Natti often thought about waking up in that hospital in St. John’s, these days. She replayed everything, tried to change those memories, but always awoke to the same outcome. She’d known the consequences, of the words she couldn’t take back. Seven years later, there was nothing much she could do with these regrets except offer them up to the snow.
Natti peered out into the tundra, scanning. Snow upon snow. White shore, white sea. She narrowed her eyes towards the south and pulled the crossbow off her back.
“What is it?” her mother asked. She had been on the shore, where the water lapped against the crusted rock, praying. It brought her comfort, even if no one was likely listening. Not even the sea.
Natti didn’t reply, just aimed, let a bolt of ice fly, and they both watched the object in the sky hurtle landward. “Third one this week,” she said.
They made their way across the tundra towards the crash site. It didn’t take long for them to come upon the drone with black curls of smoke peeling into the frigid air.
The wind sliced past, but their faces were well bundled against it. Natti pulled down her mouthguard. “They just won’t quit,” she muttered. The drone was just another warning.
Her mother shook her head, toed the wreckage. “Not until they have what they want.”
“I know what they want,” Natti grunted, scooping up the drone. She often brought them back to town, displayed the crushed plastic and steel on a shelf like a trophy. It raised everyone’s spirits, though it always darkened hers. “Maybe I should surprise them and give them exactly what they’re looking for.”
When they made it back to the cabin in the village, remote and removed and barely connected, as had been the deal, her mother bent to unlace her boots indoors. “Are you seriously considering going back to Winnipeg? To meet with the chancellor?”

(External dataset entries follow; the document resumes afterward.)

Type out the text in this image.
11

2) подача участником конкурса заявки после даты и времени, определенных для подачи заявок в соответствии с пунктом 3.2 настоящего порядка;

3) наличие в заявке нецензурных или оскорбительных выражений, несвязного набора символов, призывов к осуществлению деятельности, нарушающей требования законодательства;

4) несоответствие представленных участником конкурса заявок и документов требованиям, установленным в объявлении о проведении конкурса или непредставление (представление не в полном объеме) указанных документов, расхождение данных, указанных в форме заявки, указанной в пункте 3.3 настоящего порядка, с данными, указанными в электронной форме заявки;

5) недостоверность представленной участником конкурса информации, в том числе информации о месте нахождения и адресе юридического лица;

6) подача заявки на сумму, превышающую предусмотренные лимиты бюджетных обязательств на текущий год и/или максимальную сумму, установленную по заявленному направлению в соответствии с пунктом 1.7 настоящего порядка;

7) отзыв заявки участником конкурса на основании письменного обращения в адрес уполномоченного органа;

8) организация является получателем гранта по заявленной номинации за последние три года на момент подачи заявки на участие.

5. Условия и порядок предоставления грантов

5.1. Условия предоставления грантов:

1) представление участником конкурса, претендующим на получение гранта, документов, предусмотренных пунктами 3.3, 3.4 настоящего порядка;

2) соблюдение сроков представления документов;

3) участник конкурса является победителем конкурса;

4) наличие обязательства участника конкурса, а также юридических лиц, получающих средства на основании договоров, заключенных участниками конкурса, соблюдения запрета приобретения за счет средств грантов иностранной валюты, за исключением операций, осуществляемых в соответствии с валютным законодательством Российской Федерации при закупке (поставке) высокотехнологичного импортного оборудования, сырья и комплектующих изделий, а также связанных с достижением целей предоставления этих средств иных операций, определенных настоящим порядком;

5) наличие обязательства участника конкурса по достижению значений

“The moon moved,” Natti replied. “Not even we can ignore that. If things are shifting, our help might be needed.”
Her mother peered hard at the daughter she’d gotten to know only these past few years through uneasy silences and difficult times. “It was your call to keep us Seals separate, all those years ago. You yourself said it was the only way to keep this Family safe.”
Natti didn’t disagree. She had been right; they’d been safe. But at a cost that had been weighing on her as each day passed, looking out into nothing but a wide, empty sea melting at a rate it never should have. She had no compass to follow. No confidence to keep for anyone. She’d trusted people before, and for years she believed they’d let her down.
“So what if there are more of those river hunter things popping up?” Her mother waved her hand. “Isn’t that why the Task Guard formed? If you ask me, him wanting you to go there and start some kind of Seal Unit is the most obvious trap I’ve heard of. All those Rabbits disappearing last spring, no cause or reason, but probably for processing. We’re next.”
Natti scoffed. “Of course it’s a trap. But something else is going on. Reminds me of what Barton tried to do. Reminds me that once upon a time, there were some of us who had a plan to fight back, if the fighting was good.”
“You’ll remember, then,” her mother said darkly, moving into the kitchen, “what happened to that boy because of what he tried to do.”
She passed Natti then and squeezed her shoulder, probably as much to reassure herself as her daughter. Natti turned to close the interior cabin door, but happened to squint skyward, that black smudge sharp and clear even against the midnight sun.
“Hmph, well,” she said, shutting the door with a slam. “Maybe I’d like a front seat to this impending doom we’ve all been going on about for so long.”
Maybe, she thought, I’d like to see what remains of my friends, one last time, before the end.
“Aivik?” Natti called down the hall. “Have you seen my bag?”